Vejamo-lo, bem sei, calados, vendo. E se a música
for música, ouçamo-la e mais nada. No entanto,
nenhum silêncio recolhido nos persiste para além
de alguns minutos. E não dura na memória como
silêncio. Ou, se dura, esse silêncio cala
a própria música que adora. Porque a música
não é silêncio mas silêncio que
anuncia ou prenuncia o som e o ritmo.
Se os sons, porém, não são de devaneio,
e sim a inteligência que no abstracto busca
ad infinitum combinações possíveis bem que ilimitadas;
se tudo se organiza como a variada imagem
de uma ideia despojada de sentido;
se tudo soa como a própria liberdade dos acasos lógicos
que os grupos, e os grandes números, e as proporções
conhecem necessários; se tudo repercute como
em cânones cada vez mais complexos que não desenvolvem
um raciocínio mas o transformam de um si mesmo em si;
se tudo se acumula menos como som que como pedras
esculpidas em volutas brancas e douradas cujos
recantos de sombra são um trompe l’oeil
para que elas mais sejam em paredes curvas;
se uma alegria é força de viver e de inventar e de
bater nas teclas em cascatas de ordem;
e se tudo existiu na música para tal triunfo
e dele descende tudo o que de arquitectura
possa existir em notas sem sentido — COMO
não proclamar que essa grandeza imensa
não se comove com íntimos segredos (mesmo implica
que não haja segredo em nada que se faça
a não ser o espanto de fazer-se aquilo),
é como que uma cúpula de som dentro da qual
possamos ter consciência de que o homem é, por vezes,
maior do que si mesmo.
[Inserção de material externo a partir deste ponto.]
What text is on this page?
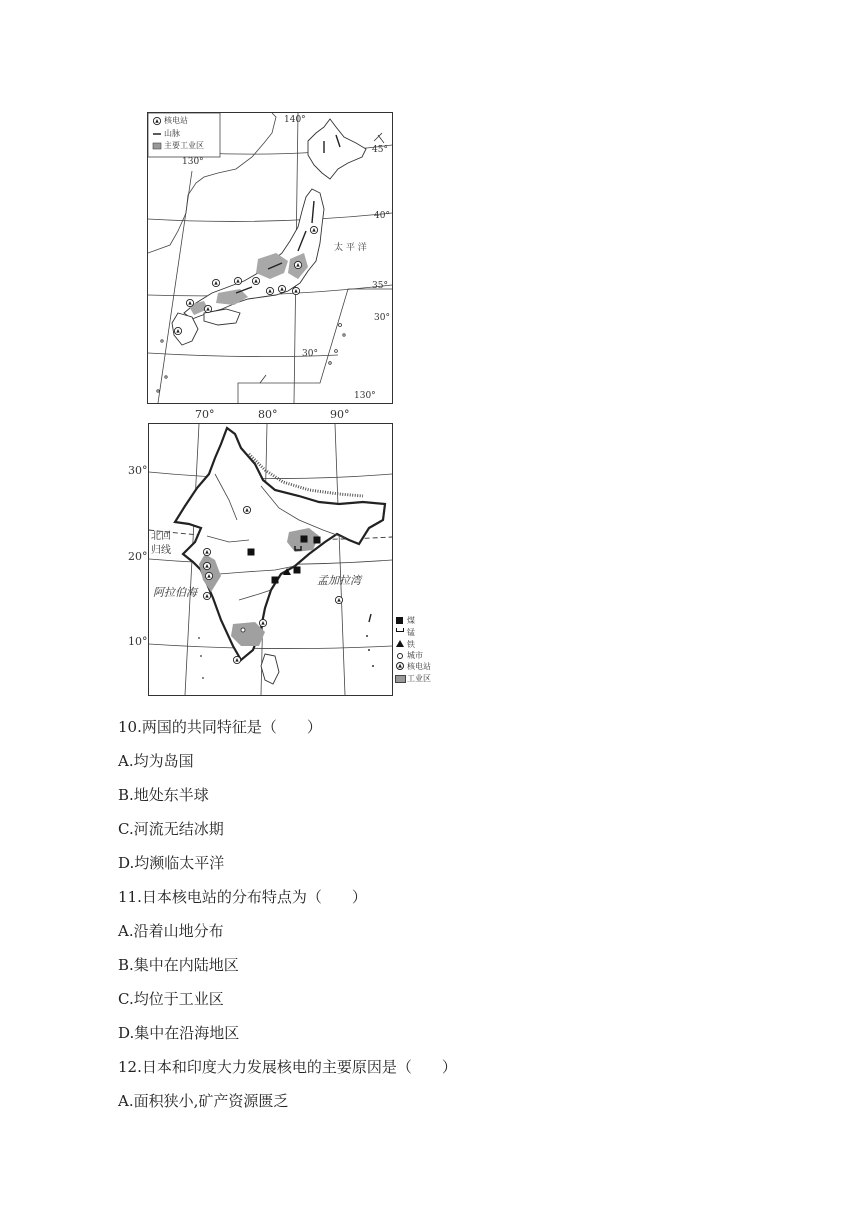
核电站
山脉
主要工业区
140°
130°
130°
45°
40°
35°
30°
30°
太 平 洋
70°	80°	90°
30°
20°
10°
北回
归线
阿拉伯海
孟加拉湾
煤
锰
铁
城市
▲ 核电站
工业区
10.两国的共同特征是（　　）
A.均为岛国
B.地处东半球
C.河流无结冰期
D.均濒临太平洋
11.日本核电站的分布特点为（　　）
A.沿着山地分布
B.集中在内陆地区
C.均位于工业区
D.集中在沿海地区
12.日本和印度大力发展核电的主要原因是（　　）
A.面积狭小,矿产资源匮乏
E que nada no mundo,
ainda que volte ao tema inicial, repete
o que foi proposto como tema para
se transformar no tempo que contém. Quando, no fim,
aquele tema retorna não é para encerrar
num círculo fechado uma odisseia em teclas,
mas para colocar-nos ante a lucidez
de que não há regresso após tanta invenção.
Nem a música, nem nós, somos os mesmos já.
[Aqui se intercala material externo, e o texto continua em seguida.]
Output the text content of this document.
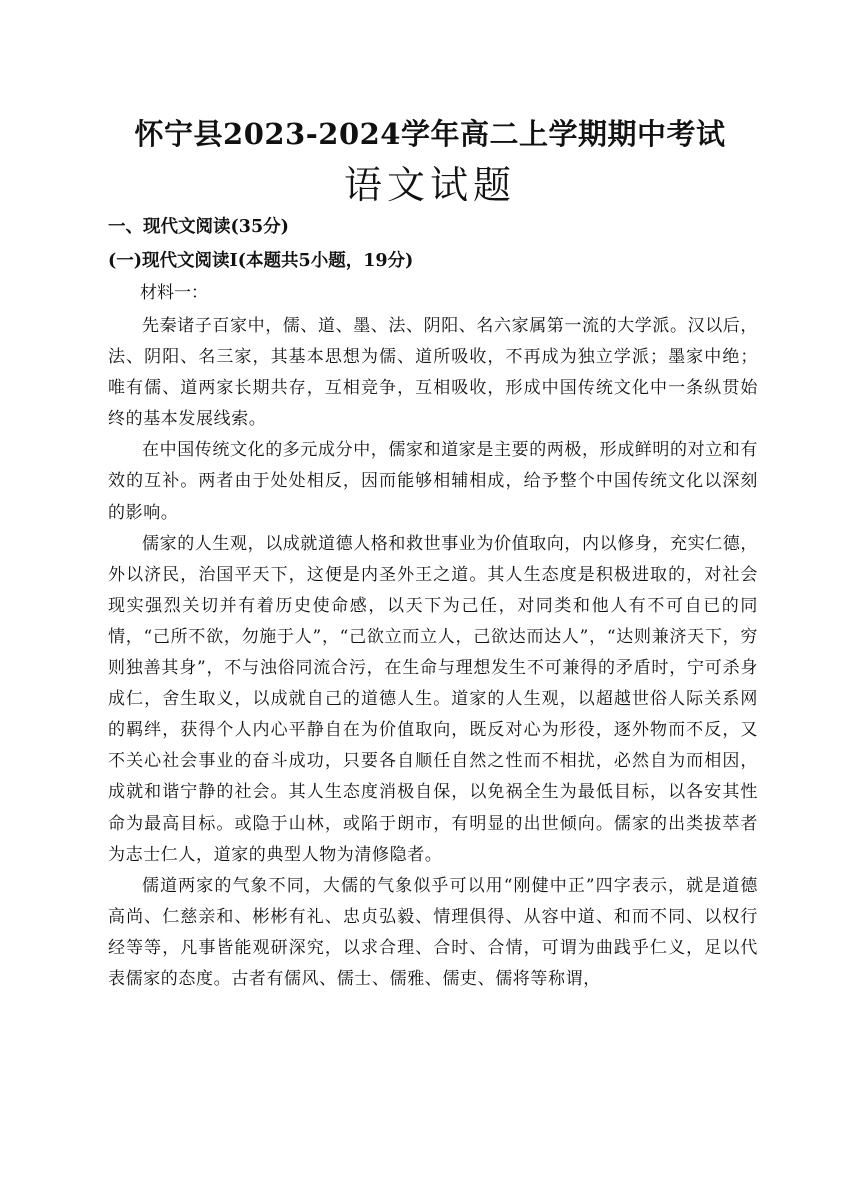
怀宁县2023-2024学年高二上学期期中考试
语文试题
一、现代文阅读(35分)
(一)现代文阅读Ⅰ(本题共5小题，19分)
材料一：

先秦诸子百家中，儒、道、墨、法、阴阳、名六家属第一流的大学派。汉以后，法、阴阳、名三家，其基本思想为儒、道所吸收，不再成为独立学派；墨家中绝；唯有儒、道两家长期共存，互相竞争，互相吸收，形成中国传统文化中一条纵贯始终的基本发展线索。

在中国传统文化的多元成分中，儒家和道家是主要的两极，形成鲜明的对立和有效的互补。两者由于处处相反，因而能够相辅相成，给予整个中国传统文化以深刻的影响。

儒家的人生观，以成就道德人格和救世事业为价值取向，内以修身，充实仁德，外以济民，治国平天下，这便是内圣外王之道。其人生态度是积极进取的，对社会现实强烈关切并有着历史使命感，以天下为己任，对同类和他人有不可自已的同情，“己所不欲，勿施于人”，“己欲立而立人，己欲达而达人”，“达则兼济天下，穷则独善其身”，不与浊俗同流合污，在生命与理想发生不可兼得的矛盾时，宁可杀身成仁，舍生取义，以成就自己的道德人生。道家的人生观，以超越世俗人际关系网的羁绊，获得个人内心平静自在为价值取向，既反对心为形役，逐外物而不反，又不关心社会事业的奋斗成功，只要各自顺任自然之性而不相扰，必然自为而相因，成就和谐宁静的社会。其人生态度消极自保，以免祸全生为最低目标，以各安其性命为最高目标。或隐于山林，或陷于朗市，有明显的出世倾向。儒家的出类拔萃者为志士仁人，道家的典型人物为清修隐者。

儒道两家的气象不同，大儒的气象似乎可以用“刚健中正”四字表示，就是道德高尚、仁慈亲和、彬彬有礼、忠贞弘毅、情理俱得、从容中道、和而不同、以权行经等等，凡事皆能观研深究，以求合理、合时、合情，可谓为曲践乎仁义，足以代表儒家的态度。古者有儒风、儒士、儒雅、儒吏、儒将等称谓，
Não porque o tempo passe, ou porque a cúpula se erga,
para sempre, entre nós e nós próprios. Não. Mas sim porque
o virtual de um pensamento se tornou ali
uma evidência: se tornou concreto.
Um concreto de coisas exteriores — e o espanto é esse —
igual ao que de abstracto têm as interiores que o sejam.
Será que alguma vez, senão aqui,
aconteceu tamanha suspensão da realidade a ponto
de real e virtual serem idênticos, e de nós
não sermos mais o quem que ouve, mas quem é? A ponto de
nós termos sido música somente?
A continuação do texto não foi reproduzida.